俺の考えた魔法理論が異世界で使われていた件
キューマン
プロローグ
1. 理論完成
キーボードの音が、暗くなった部屋に響く。
画面の文字列が瞬く間に移り変わっていく。
それをどこか他人事のように捉えながら、俺は手を動かしていた。
最後の一文を書き終え、Enterキーを押す。
「できた…!!」
喜びがじわじわと湧き上がる。
深夜なので抑えたが、すぐにでも叫んで駆け回りたい気持ちだった。
冷静に文書を保存し、クラウドにアップする。
そして、SNSに一言。
「大魔法理論、最後の一冊が完成しました、っと…」
投稿にはすぐにいいねが何件もついて、「おめでとう!!」「待ってました!!!」「無料は懐が広すぎだろ金取れ」と称賛が飛んできた。
それらの文字を見ると、自分はやり遂げたんだという気持ちが広がる。
「おっと、喜んでないでちゃんと公開しなきゃ」
意識するために独り言を口にしながら、俺は文書に公開設定をして、リンクをSNSにアップした。
それと同時に、えげつないくらいの眠気が襲ってくる。
「疲れた…」
5年かけて完成させた、魔法を科学的に考察して作り上げた架空の理論。
それが大魔法理論である。
魔法の発動に関わる粒子から魔法陣の仕組み、魔法発動の地理的条件や生物と魔法の関係性まで、思いつく限り全てをまとめた文書数十冊。
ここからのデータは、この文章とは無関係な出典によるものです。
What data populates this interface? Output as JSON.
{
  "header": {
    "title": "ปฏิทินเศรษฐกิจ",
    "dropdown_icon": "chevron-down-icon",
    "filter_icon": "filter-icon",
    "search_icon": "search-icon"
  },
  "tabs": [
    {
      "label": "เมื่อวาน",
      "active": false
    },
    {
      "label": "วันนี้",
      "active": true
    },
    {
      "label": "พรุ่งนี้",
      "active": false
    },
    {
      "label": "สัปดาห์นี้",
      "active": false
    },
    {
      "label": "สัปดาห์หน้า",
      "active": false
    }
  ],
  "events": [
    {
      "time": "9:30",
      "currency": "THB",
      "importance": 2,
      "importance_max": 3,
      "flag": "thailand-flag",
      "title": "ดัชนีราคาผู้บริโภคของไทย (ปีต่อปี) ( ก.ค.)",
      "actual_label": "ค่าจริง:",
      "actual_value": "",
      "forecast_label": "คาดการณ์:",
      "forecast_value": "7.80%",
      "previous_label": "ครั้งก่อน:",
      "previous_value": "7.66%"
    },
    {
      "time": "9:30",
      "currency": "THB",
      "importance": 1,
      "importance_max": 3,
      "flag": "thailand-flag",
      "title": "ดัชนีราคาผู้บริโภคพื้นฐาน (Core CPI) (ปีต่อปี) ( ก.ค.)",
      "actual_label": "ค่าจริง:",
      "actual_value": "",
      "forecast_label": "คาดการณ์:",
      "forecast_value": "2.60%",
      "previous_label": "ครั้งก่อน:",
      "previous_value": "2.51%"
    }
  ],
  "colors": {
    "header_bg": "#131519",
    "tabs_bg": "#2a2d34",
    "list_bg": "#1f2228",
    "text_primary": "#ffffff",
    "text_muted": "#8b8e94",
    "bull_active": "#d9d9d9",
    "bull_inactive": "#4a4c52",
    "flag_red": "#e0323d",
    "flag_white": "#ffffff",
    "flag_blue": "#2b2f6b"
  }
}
書き上げて公開するたび、インターネット上の創作コミュニティに所属する人々は、自らの創作の設定にそれを盛り込んでくれた。
中には設定の矛盾を目ざとく見つけ、指摘・修正してくれる人もいた。
そのような修正を取り込み続けて、今、ようやく全ての文書が完全な状態で公開された。
最後の方はとにかく一秒でも早く完成させたいという思いから、睡眠時間を削っての作業になっていた。
さすがにそのツケが回ってきたらしく、俺はキーボードの上に倒れ込んだ。
もういい、明日頬にキーボードの痕がついていたって構うものか。
眠気の前には煌々と輝くブルーライトすら無力で、俺の意識は急速に闇へと吸い込まれていった。